Loss of Tifab , a del(5q) MDS gene, alters hematopoiesis through derepression of Toll-like receptor–TRAF6 signaling

• Published in: The Journal of experimental medicine Vol. 212; no. 11; pp. 1967 - 1985
• Main Authors: Varney, Melinda E., Niederkorn, Madeline, Konno, Hiroyasu, Matsumura, Takayuki, Gohda, Jin, Yoshida, Nobuaki, Akiyama, Taishin, Christie, Susanne, Fang, Jing, Miller, David, Jerez, Andres, Karsan, Aly, Maciejewski, Jaroslaw P., Meetei, Ruhikanta A., Inoue, Jun-ichiro, Starczynowski, Daniel T.
• Format: Journal Article
• Language: English
• Published: United States The Rockefeller University Press 19.10.2015
• Subjects: Animals; Apoptosis; Bone Marrow Transplantation; Cell Differentiation; Chromosomes, Human, Pair 5; Hematopoiesis; Humans; Male; Mice; Mice, Inbred C57BL; MicroRNAs - physiology; NF-kappa B - antagonists & inhibitors; NF-kappa B - physiology; Proteins - genetics; Proteins - physiology; Signal Transduction - physiology; TNF Receptor-Associated Factor 6 - physiology; Toll-Like Receptors - physiology
• ISSN: 0022-1007; 1540-9538; 1540-9538
• DOI: 10.1084/jem.20141898

TRAF-interacting protein with forkhead-associated domain B (TIFAB) is a haploinsufficient gene in del(5q) myelodysplastic syndrome (MDS). Deletion of Tifab results in progressive bone marrow (BM) and blood defects, including skewed hematopoietic stem/progenitor cell (HSPC) proportions and altered myeloid differentiation. A subset of mice transplanted with Tifab knockout (KO) HSPCs develop a BM failure with neutrophil dysplasia and cytopenia. In competitive transplants, Tifab KO HSPCs are out-competed by wild-type (WT) cells, suggesting a cell-intrinsic defect. Gene expression analysis of Tifab KO HSPCs identified dysregulation of immune-related signatures, and hypersensitivity to TLR4 stimulation. TIFAB forms a complex with TRAF6, a mediator of immune signaling, and reduces TRAF6 protein stability by a lysosome-dependent mechanism. In contrast, TIFAB loss increases TRAF6 protein and the dynamic range of TLR4 signaling, contributing to ineffective hematopoiesis.

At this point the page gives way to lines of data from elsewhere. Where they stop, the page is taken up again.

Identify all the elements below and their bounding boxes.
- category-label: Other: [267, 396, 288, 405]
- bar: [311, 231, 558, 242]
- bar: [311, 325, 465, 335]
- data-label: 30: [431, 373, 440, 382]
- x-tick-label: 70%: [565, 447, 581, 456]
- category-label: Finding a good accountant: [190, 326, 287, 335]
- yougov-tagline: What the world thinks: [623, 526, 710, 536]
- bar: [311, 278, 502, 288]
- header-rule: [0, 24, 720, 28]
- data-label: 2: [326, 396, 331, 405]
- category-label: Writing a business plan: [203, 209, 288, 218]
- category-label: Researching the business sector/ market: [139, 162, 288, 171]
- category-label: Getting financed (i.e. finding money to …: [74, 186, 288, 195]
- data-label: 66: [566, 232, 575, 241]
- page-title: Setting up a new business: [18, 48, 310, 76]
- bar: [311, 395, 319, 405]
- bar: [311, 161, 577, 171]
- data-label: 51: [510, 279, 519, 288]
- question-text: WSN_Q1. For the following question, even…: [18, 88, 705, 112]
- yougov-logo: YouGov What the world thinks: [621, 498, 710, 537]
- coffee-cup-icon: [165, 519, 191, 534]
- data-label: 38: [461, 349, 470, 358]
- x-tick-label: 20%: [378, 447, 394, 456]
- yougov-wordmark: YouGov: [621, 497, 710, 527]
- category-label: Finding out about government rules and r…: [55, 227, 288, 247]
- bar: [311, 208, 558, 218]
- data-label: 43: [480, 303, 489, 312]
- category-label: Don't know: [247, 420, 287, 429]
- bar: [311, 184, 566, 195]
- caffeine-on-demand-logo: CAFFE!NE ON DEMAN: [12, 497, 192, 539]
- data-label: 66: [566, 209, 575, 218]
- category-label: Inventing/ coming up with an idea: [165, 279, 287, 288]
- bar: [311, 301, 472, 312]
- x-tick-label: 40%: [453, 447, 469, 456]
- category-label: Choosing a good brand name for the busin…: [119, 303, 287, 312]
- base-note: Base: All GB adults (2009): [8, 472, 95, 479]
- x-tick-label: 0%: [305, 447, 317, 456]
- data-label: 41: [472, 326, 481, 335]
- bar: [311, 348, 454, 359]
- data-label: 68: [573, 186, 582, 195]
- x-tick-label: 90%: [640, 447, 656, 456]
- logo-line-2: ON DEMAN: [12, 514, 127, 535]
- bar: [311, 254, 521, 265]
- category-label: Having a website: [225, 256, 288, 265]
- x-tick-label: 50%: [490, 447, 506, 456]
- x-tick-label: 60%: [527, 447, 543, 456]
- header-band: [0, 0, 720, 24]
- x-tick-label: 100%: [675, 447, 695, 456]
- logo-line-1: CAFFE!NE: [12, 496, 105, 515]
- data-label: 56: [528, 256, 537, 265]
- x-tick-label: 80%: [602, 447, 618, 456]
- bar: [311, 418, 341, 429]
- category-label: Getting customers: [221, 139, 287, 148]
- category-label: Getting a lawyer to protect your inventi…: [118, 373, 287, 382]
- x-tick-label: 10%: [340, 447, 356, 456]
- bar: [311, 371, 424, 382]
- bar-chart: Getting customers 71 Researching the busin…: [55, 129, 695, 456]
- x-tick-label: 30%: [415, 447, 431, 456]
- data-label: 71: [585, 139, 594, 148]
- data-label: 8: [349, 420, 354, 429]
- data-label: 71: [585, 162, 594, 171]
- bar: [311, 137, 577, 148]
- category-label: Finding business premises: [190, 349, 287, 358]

Moreover, combined deletion of TIFAB and miR-146a, two genes associated with del(5q) MDS/AML, results in a cooperative increase in TRAF6 expression and hematopoietic dysfunction. Re-expression of TIFAB in del(5q) MDS/AML cells results in attenuated TLR4 signaling and reduced viability. These findings underscore the importance of efficient regulation of innate immune/TRAF6 signaling within HSPCs by TIFAB, and its cooperation with miR-146a as it relates to the pathogenesis of hematopoietic malignancies, such as del(5q) MDS/AML.